“Looks like it, don’t it? I say, how jolly white you’ve got.”
“Have you asked for a holiday, Percy!” she said, responding to his caress, and noting at the same time how tall and manly he was growing, for he was passing from the tall, thin boy into the big, bony, ill-shaped young man, with a hoarse voice and a faint trace of down upon his lip and chin.
At the same time she noted a peculiarly fast, flashy style of dress that he had adopted, his trousers fitting tightly to his legs, his hair being cut short, and his throat wrapped in a common, showy-looking tie, fastened with a horseshoe pin.
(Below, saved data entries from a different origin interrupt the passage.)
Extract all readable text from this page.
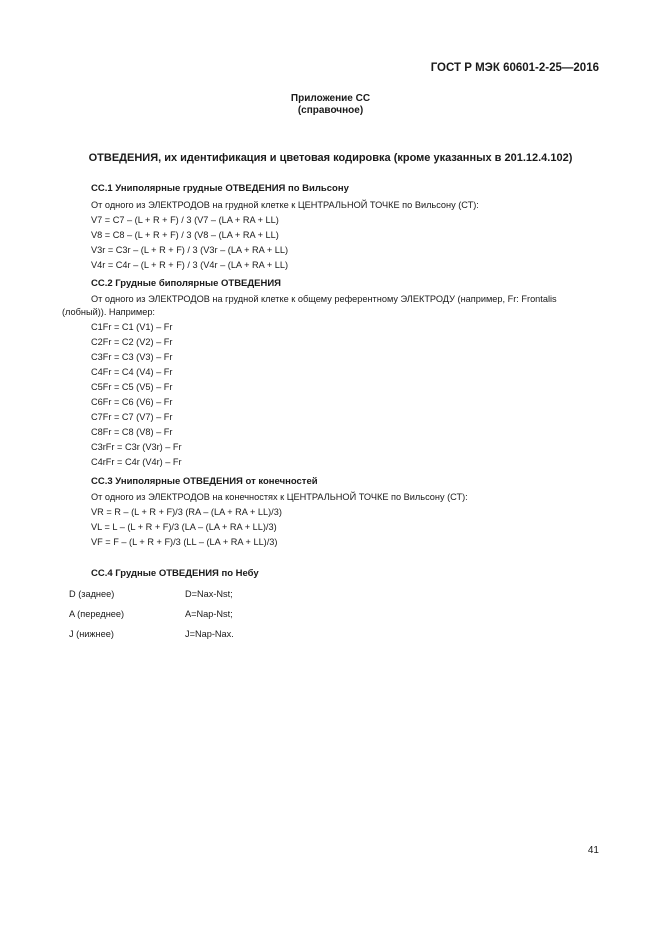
ГОСТ Р МЭК 60601-2-25—2016
Приложение СС
(справочное)
ОТВЕДЕНИЯ, их идентификация и цветовая кодировка (кроме указанных в 201.12.4.102)
СС.1 Униполярные грудные ОТВЕДЕНИЯ по Вильсону
От одного из ЭЛЕКТРОДОВ на грудной клетке к ЦЕНТРАЛЬНОЙ ТОЧКЕ по Вильсону (СТ):
V7 = C7 – (L + R + F) / 3 (V7 – (LA + RA + LL)
V8 = C8 – (L + R + F) / 3 (V8 – (LA + RA + LL)
V3r = C3r – (L + R + F) / 3 (V3r – (LA + RA + LL)
V4r = C4r – (L + R + F) / 3 (V4r – (LA + RA + LL)
СС.2 Грудные биполярные ОТВЕДЕНИЯ
От одного из ЭЛЕКТРОДОВ на грудной клетке к общему референтному ЭЛЕКТРОДУ (например, Fr: Frontalis
(лобный)). Например:
C1Fr = C1 (V1) – Fr
C2Fr = C2 (V2) – Fr
C3Fr = C3 (V3) – Fr
C4Fr = C4 (V4) – Fr
C5Fr = C5 (V5) – Fr
C6Fr = C6 (V6) – Fr
C7Fr = C7 (V7) – Fr
C8Fr = C8 (V8) – Fr
C3rFr = C3r (V3r) – Fr
C4rFr = C4r (V4r) – Fr
СС.3 Униполярные ОТВЕДЕНИЯ от конечностей
От одного из ЭЛЕКТРОДОВ на конечностях к ЦЕНТРАЛЬНОЙ ТОЧКЕ по Вильсону (СТ):
VR = R – (L + R + F)/3 (RA – (LA + RA + LL)/3)
VL = L – (L + R + F)/3 (LA – (LA + RA + LL)/3)
VF = F – (L + R + F)/3 (LL – (LA + RA + LL)/3)
СС.4 Грудные ОТВЕДЕНИЯ по Небу
D (заднее)	D=Nax-Nst;
A (переднее)	A=Nap-Nst;
J (нижнее)	J=Nap-Nax.
41
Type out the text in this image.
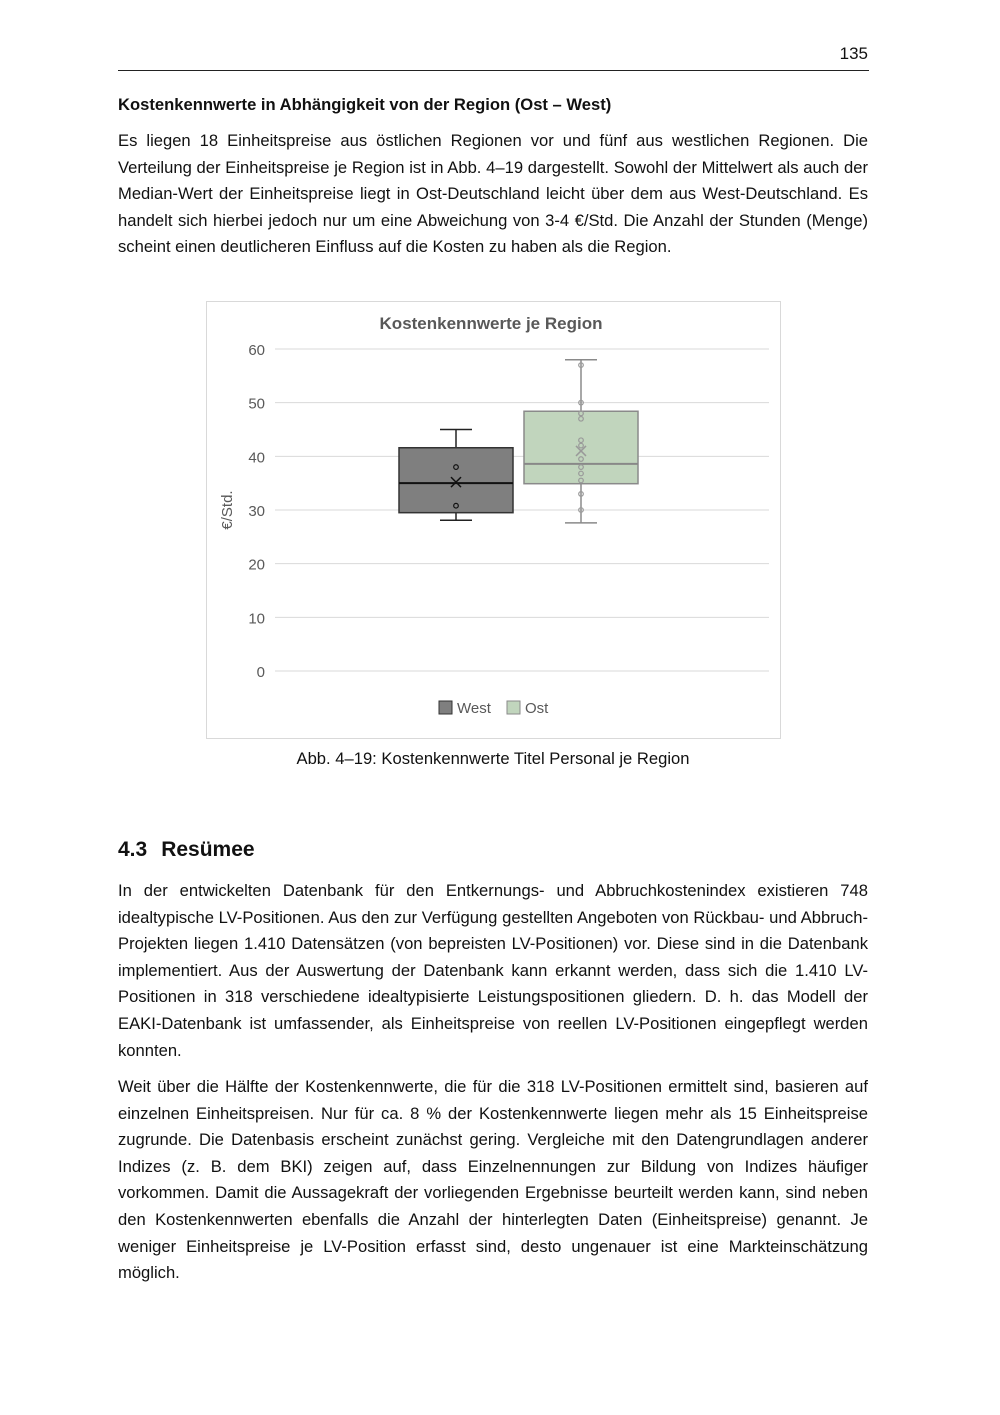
135
Kostenkennwerte in Abhängigkeit von der Region (Ost – West)
Es liegen 18 Einheitspreise aus östlichen Regionen vor und fünf aus westlichen Regionen. Die Verteilung der Einheitspreise je Region ist in Abb. 4–19 dargestellt. Sowohl der Mittelwert als auch der Median-Wert der Einheitspreise liegt in Ost-Deutschland leicht über dem aus West-Deutschland. Es handelt sich hierbei jedoch nur um eine Abweichung von 3-4 €/Std. Die Anzahl der Stunden (Menge) scheint einen deutlicheren Einfluss auf die Kosten zu haben als die Region.
Kostenkennwerte je Region
€/Std.
0
10
20
30
40
50
60
West Ost
Abb. 4–19: Kostenkennwerte Titel Personal je Region
4.3 Resümee
In der entwickelten Datenbank für den Entkernungs- und Abbruchkostenindex existieren 748 idealtypische LV-Positionen. Aus den zur Verfügung gestellten Angeboten von Rückbau- und Abbruch-Projekten liegen 1.410 Datensätzen (von bepreisten LV-Positionen) vor. Diese sind in die Datenbank implementiert. Aus der Auswertung der Datenbank kann erkannt werden, dass sich die 1.410 LV-Positionen in 318 verschiedene idealtypisierte Leistungspositionen gliedern. D. h. das Modell der EAKI-Datenbank ist umfassender, als Einheitspreise von reellen LV-Positionen eingepflegt werden konnten.
Weit über die Hälfte der Kostenkennwerte, die für die 318 LV-Positionen ermittelt sind, basieren auf einzelnen Einheitspreisen. Nur für ca. 8 % der Kostenkennwerte liegen mehr als 15 Einheitspreise zugrunde. Die Datenbasis erscheint zunächst gering. Vergleiche mit den Datengrundlagen anderer Indizes (z. B. dem BKI) zeigen auf, dass Einzelnennungen zur Bildung von Indizes häufiger vorkommen. Damit die Aussagekraft der vorliegenden Ergebnisse beurteilt werden kann, sind neben den Kostenkennwerten ebenfalls die Anzahl der hinterlegten Daten (Einheitspreise) genannt. Je weniger Einheitspreise je LV-Position erfasst sind, desto ungenauer ist eine Markteinschätzung möglich.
“Have I asked for a what?” he said, changing countenance a little—“a holiday? Well, yes, I suppose I have—a long one. Eh, ma?”
He looked at Mrs Thorne as if asking for help, and she responded at once.
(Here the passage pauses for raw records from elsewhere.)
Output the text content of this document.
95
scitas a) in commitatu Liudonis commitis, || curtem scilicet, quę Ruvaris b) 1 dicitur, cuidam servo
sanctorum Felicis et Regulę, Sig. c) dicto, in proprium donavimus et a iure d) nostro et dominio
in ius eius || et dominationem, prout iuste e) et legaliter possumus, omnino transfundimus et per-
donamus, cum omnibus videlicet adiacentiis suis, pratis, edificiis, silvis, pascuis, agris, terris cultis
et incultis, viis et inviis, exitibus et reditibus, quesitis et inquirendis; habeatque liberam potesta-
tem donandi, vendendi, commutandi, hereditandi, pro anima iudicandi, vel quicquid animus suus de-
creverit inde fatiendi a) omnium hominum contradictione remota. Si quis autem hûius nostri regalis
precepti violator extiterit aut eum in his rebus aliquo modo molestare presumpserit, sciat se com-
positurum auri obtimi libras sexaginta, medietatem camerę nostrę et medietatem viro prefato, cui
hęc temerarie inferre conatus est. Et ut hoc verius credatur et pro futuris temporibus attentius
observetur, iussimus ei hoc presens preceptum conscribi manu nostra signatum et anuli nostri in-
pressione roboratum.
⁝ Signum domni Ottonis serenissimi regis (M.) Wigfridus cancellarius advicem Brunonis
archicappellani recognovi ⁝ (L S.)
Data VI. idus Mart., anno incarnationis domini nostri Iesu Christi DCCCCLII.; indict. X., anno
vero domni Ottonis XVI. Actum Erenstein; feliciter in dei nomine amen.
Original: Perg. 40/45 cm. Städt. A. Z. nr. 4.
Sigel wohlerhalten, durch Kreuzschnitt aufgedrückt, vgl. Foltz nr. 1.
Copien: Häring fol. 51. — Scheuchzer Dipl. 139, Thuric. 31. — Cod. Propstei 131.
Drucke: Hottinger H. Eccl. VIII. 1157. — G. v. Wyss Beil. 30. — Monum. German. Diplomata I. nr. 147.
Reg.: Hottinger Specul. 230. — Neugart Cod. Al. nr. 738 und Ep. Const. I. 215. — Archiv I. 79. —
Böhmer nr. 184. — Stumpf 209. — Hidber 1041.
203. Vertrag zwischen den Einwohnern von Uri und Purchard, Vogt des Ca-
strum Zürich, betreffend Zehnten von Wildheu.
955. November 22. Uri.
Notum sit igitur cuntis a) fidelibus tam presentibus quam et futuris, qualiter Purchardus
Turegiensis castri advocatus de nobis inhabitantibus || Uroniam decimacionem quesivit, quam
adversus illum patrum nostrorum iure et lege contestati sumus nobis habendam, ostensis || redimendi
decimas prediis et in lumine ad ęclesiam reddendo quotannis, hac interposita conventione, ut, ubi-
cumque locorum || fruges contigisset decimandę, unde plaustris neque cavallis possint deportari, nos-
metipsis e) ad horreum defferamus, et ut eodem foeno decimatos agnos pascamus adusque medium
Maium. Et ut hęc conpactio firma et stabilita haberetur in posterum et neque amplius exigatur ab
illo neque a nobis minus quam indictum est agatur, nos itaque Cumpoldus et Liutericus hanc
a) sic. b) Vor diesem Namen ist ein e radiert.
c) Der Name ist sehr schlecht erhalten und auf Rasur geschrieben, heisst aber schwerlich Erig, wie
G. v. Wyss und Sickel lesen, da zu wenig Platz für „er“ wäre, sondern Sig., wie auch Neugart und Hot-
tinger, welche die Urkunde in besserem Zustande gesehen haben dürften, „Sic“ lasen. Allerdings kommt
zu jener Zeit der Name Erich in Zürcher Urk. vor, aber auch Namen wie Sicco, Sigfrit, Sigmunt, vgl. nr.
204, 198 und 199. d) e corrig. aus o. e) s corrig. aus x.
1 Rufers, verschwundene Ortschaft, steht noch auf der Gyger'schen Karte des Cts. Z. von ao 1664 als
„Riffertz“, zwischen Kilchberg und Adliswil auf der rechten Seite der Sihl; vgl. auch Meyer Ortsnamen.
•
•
“I wouldn’t let Percy come into the school, my dear, but let him wait till you came out,” she said. “The fact is, Hazel, my dear, the poor boy has been so put upon and ill-used at the place where he consented to act as clerk, that at last, in spite of his earnest desire to stay there for both our sakes, my dear—I think I am expressing your feelings, Percy?”
“Right as the mail!” he replied quickly.
“He felt that as a gentleman he could submit no longer, and so he has left and come down.”
“Left and come down?” said Hazel mechanically, as she thought of the narrowness of her present income, and the impracticability of making it feed another hearty appetite as well as those at home.
“Yes; they were such a set of cads, you know,” said Percy, sticking a cheap glass in one eye and holding it there by the brow. “Regular set of cads, from the foreman down to the lowest clerk.”